Question 1 : L’appelant a t il quitté volontairement son emploi?

[9] Le Tribunal conclut que l’appelant a quitté volontairement.

[10] La question à trancher en l’occurrence est de savoir si l’employé avait le choix de rester ou de partir (Canada (Procureur général) c Peace, 2004 CAF 56).

[11] Le Tribunal juge que l’appelant a pris l’initiative de quitter son emploi lorsqu’il a appris que son employeur et collègue se livrait peut-être à des pratiques frauduleuses contraires à la loi, constatant que des fonds versés par le gouvernement avaient disparu.

[12] L’appelant avait le choix de rester ou de partir (arrêt Peace). Il convient avoir démissionné dans sa demande de prestations d’assurance-emploi, ayant indiqué comme motif de départ la «  démission » dans son relevé d’emploi.

Question 2 : Dans l’affirmative, l’appelant avait il un motif valable de quitter son emploi à cause de pratiques de l’employeur qu’il allègue être contraires à la loi?

[13] Le Tribunal conclut que le prestataire avait un motif valable pour quitter volontairement son emploi.

[14] Le prestataire était justifié d’agir ainsi lorsqu’il avait appris que son employeur et collègue se livrait peut-être à des pratiques frauduleuses contraires à la loi, constatant que des fonds du gouvernement avaient disparu.

[15] Les pratiques patronales contraires à la loi figurent sur la liste non exhaustive des circonstances à prendre en considération au moment de juger de l’existence d’un motif valable (article 29(c)(xi) de la Loi sur l’assurance-emploi).

[16] Le prestataire a pris conscience que le directeur et le préposé à la comptabilité semblaient mêlés à des agissements illicites visant les fonds versés par le gouvernement à l’employeur. Il s’inquiétait pour sa réputation dans le domaine X et ne voulait pas compromettre son employabilité future, d’où la décision de quitter son emploi.

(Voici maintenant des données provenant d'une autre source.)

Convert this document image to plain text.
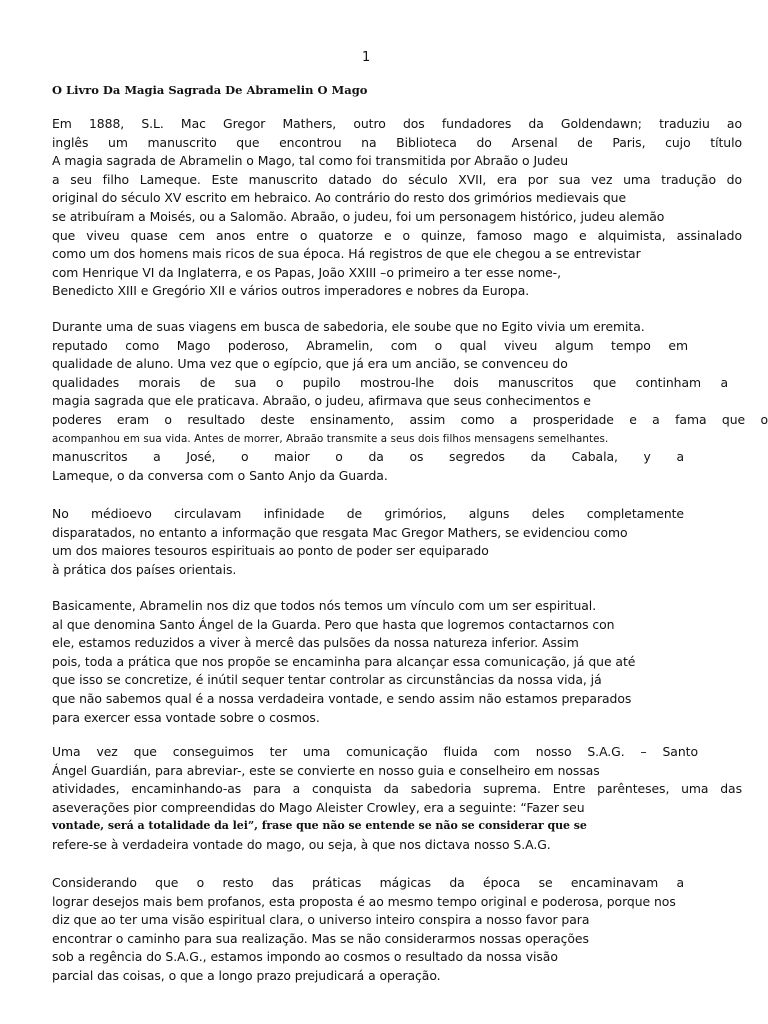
1
O Livro Da Magia Sagrada De Abramelin O Mago
Em 1888, S.L. Mac Gregor Mathers, outro dos fundadores da Goldendawn; traduziu ao
inglês um manuscrito que encontrou na Biblioteca do Arsenal de Paris, cujo título
A magia sagrada de Abramelin o Mago, tal como foi transmitida por Abraão o Judeu
a seu filho Lameque. Este manuscrito datado do século XVII, era por sua vez uma tradução do
original do século XV escrito em hebraico. Ao contrário do resto dos grimórios medievais que
se atribuíram a Moisés, ou a Salomão. Abraão, o judeu, foi um personagem histórico, judeu alemão
que viveu quase cem anos entre o quatorze e o quinze, famoso mago e alquimista, assinalado
como um dos homens mais ricos de sua época. Há registros de que ele chegou a se entrevistar
com Henrique VI da Inglaterra, e os Papas, João XXIII –o primeiro a ter esse nome-,
Benedicto XIII e Gregório XII e vários outros imperadores e nobres da Europa.
Durante uma de suas viagens em busca de sabedoria, ele soube que no Egito vivia um eremita.
reputado como Mago poderoso, Abramelin, com o qual viveu algum tempo em
qualidade de aluno. Uma vez que o egípcio, que já era um ancião, se convenceu do
qualidades morais de sua o pupilo mostrou-lhe dois manuscritos que continham a
magia sagrada que ele praticava. Abraão, o judeu, afirmava que seus conhecimentos e
poderes eram o resultado deste ensinamento, assim como a prosperidade e a fama que o
acompanhou em sua vida. Antes de morrer, Abraão transmite a seus dois filhos mensagens semelhantes.
manuscritos a José, o maior o da os segredos da Cabala, y a
Lameque, o da conversa com o Santo Anjo da Guarda.
No médioevo circulavam infinidade de grimórios, alguns deles completamente
disparatados, no entanto a informação que resgata Mac Gregor Mathers, se evidenciou como
um dos maiores tesouros espirituais ao ponto de poder ser equiparado
à prática dos países orientais.
Basicamente, Abramelin nos diz que todos nós temos um vínculo com um ser espiritual.
al que denomina Santo Ángel de la Guarda. Pero que hasta que logremos contactarnos con
ele, estamos reduzidos a viver à mercê das pulsões da nossa natureza inferior. Assim
pois, toda a prática que nos propõe se encaminha para alcançar essa comunicação, já que até
que isso se concretize, é inútil sequer tentar controlar as circunstâncias da nossa vida, já
que não sabemos qual é a nossa verdadeira vontade, e sendo assim não estamos preparados
para exercer essa vontade sobre o cosmos.
Uma vez que conseguimos ter uma comunicação fluida com nosso S.A.G. – Santo
Ángel Guardián, para abreviar-, este se convierte en nosso guia e conselheiro em nossas
atividades, encaminhando-as para a conquista da sabedoria suprema. Entre parênteses, uma das
aseverações pior compreendidas do Mago Aleister Crowley, era a seguinte: “Fazer seu
vontade, será a totalidade da lei”, frase que não se entende se não se considerar que se
refere-se à verdadeira vontade do mago, ou seja, à que nos dictava nosso S.A.G.
Considerando que o resto das práticas mágicas da época se encaminavam a
lograr desejos mais bem profanos, esta proposta é ao mesmo tempo original e poderosa, porque nos
diz que ao ter uma visão espiritual clara, o universo inteiro conspira a nosso favor para
encontrar o caminho para sua realização. Mas se não considerarmos nossas operações
sob a regência do S.A.G., estamos impondo ao cosmos o resultado da nossa visão
parcial das coisas, o que a longo prazo prejudicará a operação.
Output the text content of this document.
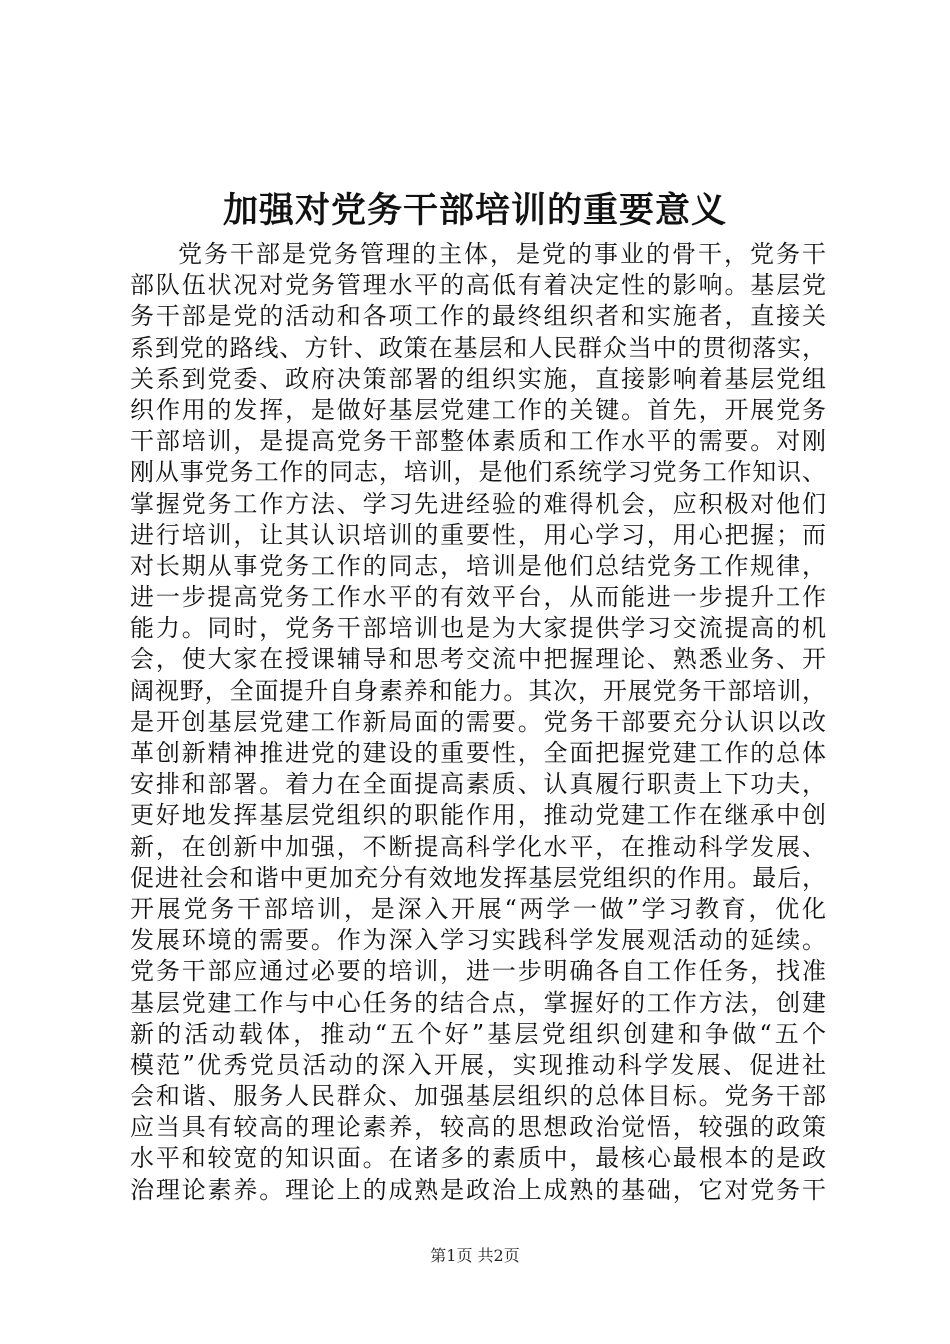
加强对党务干部培训的重要意义
党务干部是党务管理的主体，是党的事业的骨干，党务干
部队伍状况对党务管理水平的高低有着决定性的影响。基层党
务干部是党的活动和各项工作的最终组织者和实施者，直接关
系到党的路线、方针、政策在基层和人民群众当中的贯彻落实，
关系到党委、政府决策部署的组织实施，直接影响着基层党组
织作用的发挥，是做好基层党建工作的关键。首先，开展党务
干部培训，是提高党务干部整体素质和工作水平的需要。对刚
刚从事党务工作的同志，培训，是他们系统学习党务工作知识、
掌握党务工作方法、学习先进经验的难得机会，应积极对他们
进行培训，让其认识培训的重要性，用心学习，用心把握；而
对长期从事党务工作的同志，培训是他们总结党务工作规律，
进一步提高党务工作水平的有效平台，从而能进一步提升工作
能力。同时，党务干部培训也是为大家提供学习交流提高的机
会，使大家在授课辅导和思考交流中把握理论、熟悉业务、开
阔视野，全面提升自身素养和能力。其次，开展党务干部培训，
是开创基层党建工作新局面的需要。党务干部要充分认识以改
革创新精神推进党的建设的重要性，全面把握党建工作的总体
安排和部署。着力在全面提高素质、认真履行职责上下功夫，
更好地发挥基层党组织的职能作用，推动党建工作在继承中创
新，在创新中加强，不断提高科学化水平，在推动科学发展、
促进社会和谐中更加充分有效地发挥基层党组织的作用。最后，
开展党务干部培训，是深入开展“两学一做”学习教育，优化
发展环境的需要。作为深入学习实践科学发展观活动的延续。
党务干部应通过必要的培训，进一步明确各自工作任务，找准
基层党建工作与中心任务的结合点，掌握好的工作方法，创建
新的活动载体，推动“五个好”基层党组织创建和争做“五个
模范”优秀党员活动的深入开展，实现推动科学发展、促进社
会和谐、服务人民群众、加强基层组织的总体目标。党务干部
应当具有较高的理论素养，较高的思想政治觉悟，较强的政策
水平和较宽的知识面。在诸多的素质中，最核心最根本的是政
治理论素养。理论上的成熟是政治上成熟的基础，它对党务干
第1页 共2页
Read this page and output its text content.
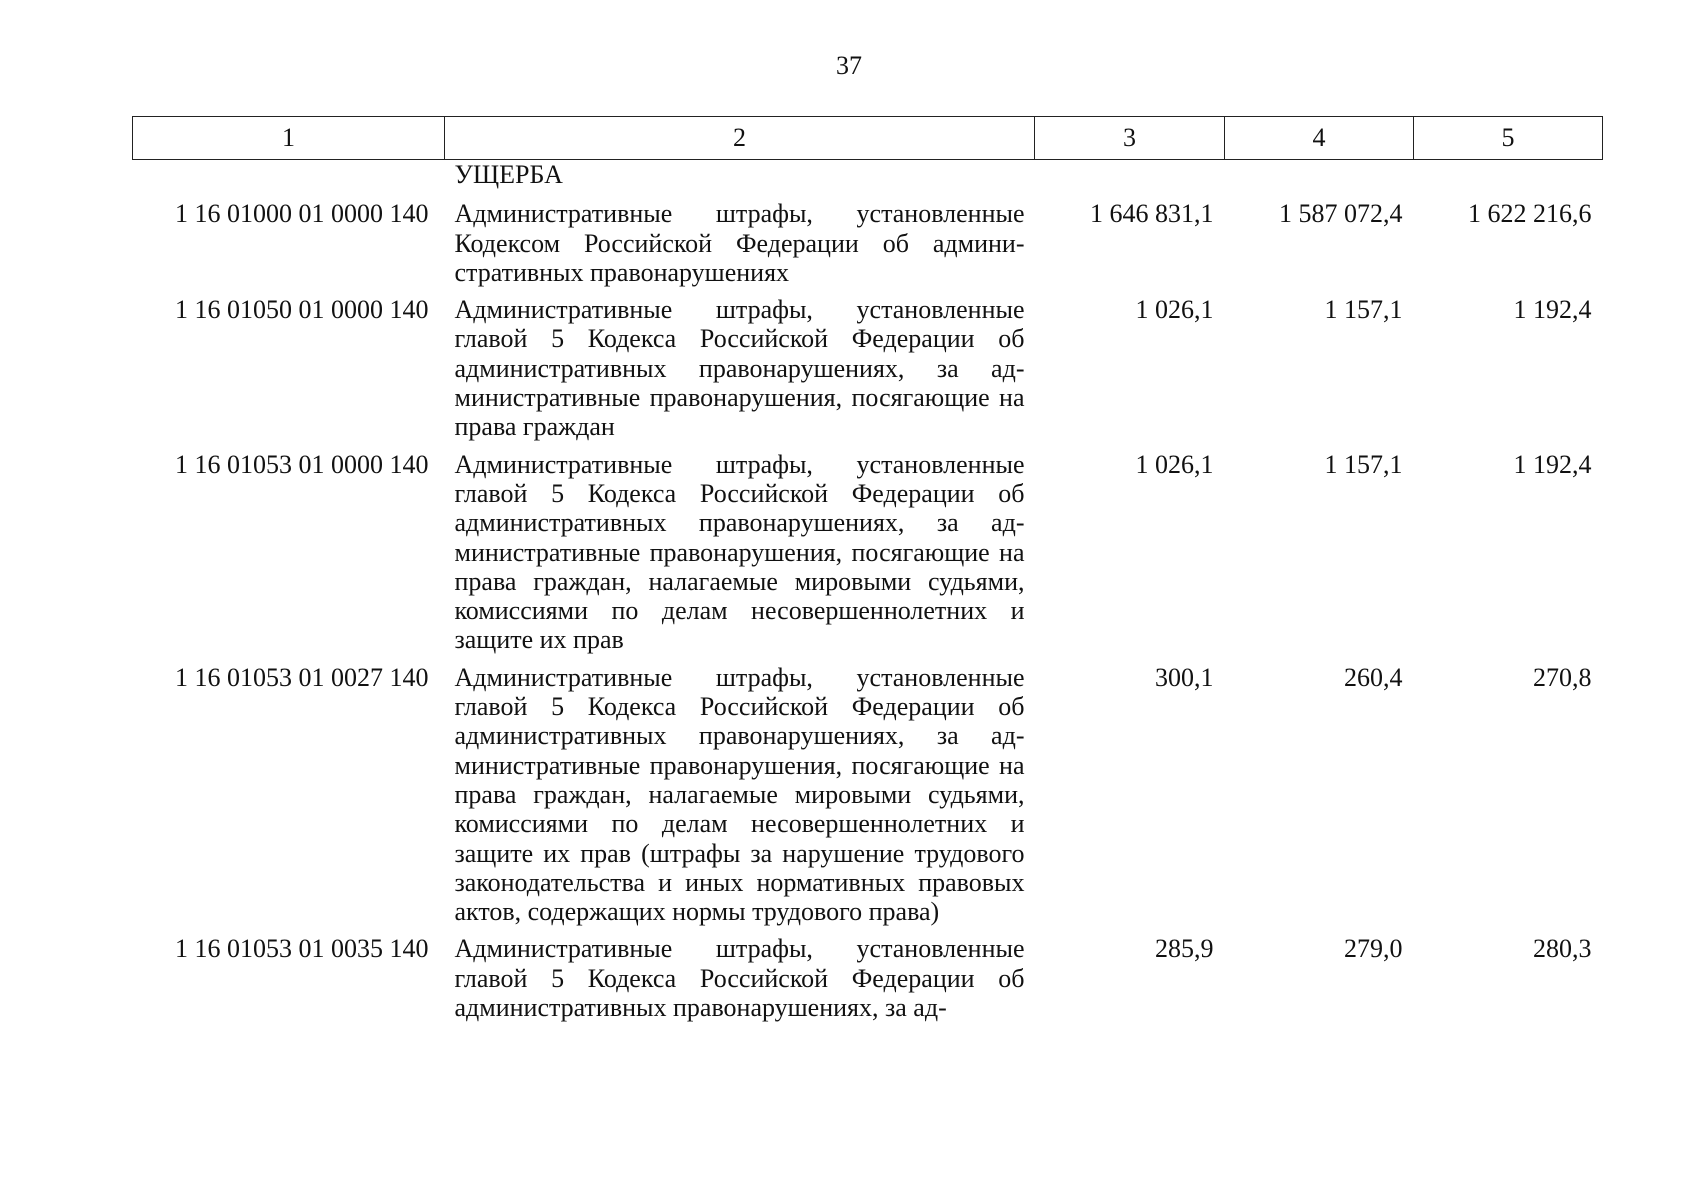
37
1	2	3	4	5
	УЩЕРБА			
1 16 01000 01 0000 140	Административные штрафы, установленные Кодексом Российской Федерации об административных правонарушениях	1 646 831,1	1 587 072,4	1 622 216,6
1 16 01050 01 0000 140	Административные штрафы, установленные главой 5 Кодекса Российской Федерации об административных правонарушениях, за административные правонарушения, посягающие на права граждан	1 026,1	1 157,1	1 192,4
1 16 01053 01 0000 140	Административные штрафы, установленные главой 5 Кодекса Российской Федерации об административных правонарушениях, за административные правонарушения, посягающие на права граждан, налагаемые мировыми судьями, комиссиями по делам несовершеннолетних и защите их прав	1 026,1	1 157,1	1 192,4
1 16 01053 01 0027 140	Административные штрафы, установленные главой 5 Кодекса Российской Федерации об административных правонарушениях, за административные правонарушения, посягающие на права граждан, налагаемые мировыми судьями, комиссиями по делам несовершеннолетних и защите их прав (штрафы за нарушение трудового законодательства и иных нормативных правовых актов, содержащих нормы трудового права)	300,1	260,4	270,8
1 16 01053 01 0035 140	Административные штрафы, установленные главой 5 Кодекса Российской Федерации об административных правонарушениях, за ад-	285,9	279,0	280,3
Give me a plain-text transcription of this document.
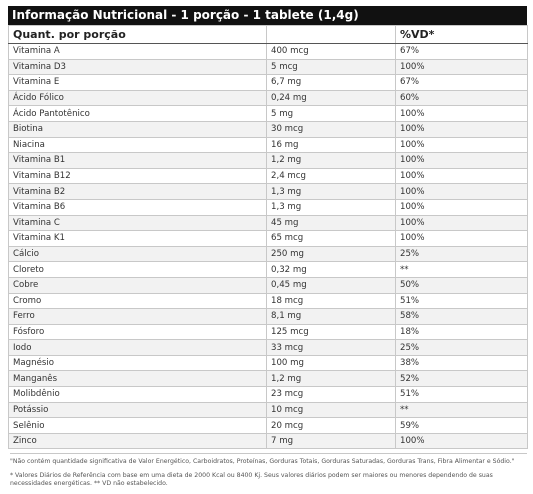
Informação Nutricional - 1 porção - 1 tablete (1,4g)
Quant. por porção		%VD*
Vitamina A	400 mcg	67%
Vitamina D3	5 mcg	100%
Vitamina E	6,7 mg	67%
Ácido Fólico	0,24 mg	60%
Ácido Pantotênico	5 mg	100%
Biotina	30 mcg	100%
Niacina	16 mg	100%
Vitamina B1	1,2 mg	100%
Vitamina B12	2,4 mcg	100%
Vitamina B2	1,3 mg	100%
Vitamina B6	1,3 mg	100%
Vitamina C	45 mg	100%
Vitamina K1	65 mcg	100%
Cálcio	250 mg	25%
Cloreto	0,32 mg	**
Cobre	0,45 mg	50%
Cromo	18 mcg	51%
Ferro	8,1 mg	58%
Fósforo	125 mcg	18%
Iodo	33 mcg	25%
Magnésio	100 mg	38%
Manganês	1,2 mg	52%
Molibdênio	23 mcg	51%
Potássio	10 mcg	**
Selênio	20 mcg	59%
Zinco	7 mg	100%

"Não contém quantidade significativa de Valor Energético, Carboidratos, Proteínas, Gorduras Totais, Gorduras Saturadas, Gorduras Trans, Fibra Alimentar e Sódio."

* Valores Diários de Referência com base em uma dieta de 2000 Kcal ou 8400 Kj. Seus valores diários podem ser maiores ou menores dependendo de suas necessidades energéticas. ** VD não estabelecido.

[17] Le prestataire a dit avoir signé avec son employeur une entente de non-divulgation l’empêchant de donner des détails sur l’activité illégale en question.

[18] Le prestataire a dit que l’ambiance au travail devenait de plus en plus intolérable au point qu’il décide de se séparer de son employeur dans l’intention de devenir un jour travailleur indépendant dans le domaine. Il a mentionné que son employeur lui avait manqué de respect en parlant en mal de lui dans son dos; de plus, il avait été laissé à l’écart de réunions importantes avec l’employeur. Sa principale raison pour quitter son emploi demeurait cependant l’allégation d’agissements illicites dans l’entreprise.

[19] L’appelant a dit qu’on soupçonnait le préposé à la comptabilité d’avoir longtemps volé beaucoup d’argent à l’entreprise et qu’il avait l’impression que le directeur était aussi en cause, mais sans savoir au juste comment. Il a ajouté que les conditions au travail nuisaient à sa santé mentale et qu’il craignait pour sa réputation dans le domaine X et pour sa propre capacité à devenir travailleur indépendant depuis que les allégations de vol avaient été rendues publiques. Des poursuites avaient été intentées contre le comptable à cause des fonds manquants du gouvernement à l’entreprise.

[20] L’appelant a déclaré : [traduction] «  Je ne cautionne pas et ne pourrai pas soutenir une entreprise ayant laissé un vol perdurer aussi longtemps. »

[21] Le Tribunal conclut que ce qui est allégué publiquement comme activité illicite du préposé à la comptabilité et peut-être du directeur et comme vol de fonds du gouvernement sur de nombreuses années n’est autre qu’une pratique de l’employeur contrevenant au droit criminel (article 29(c)(xi), Loi sur l’assurance-emploi).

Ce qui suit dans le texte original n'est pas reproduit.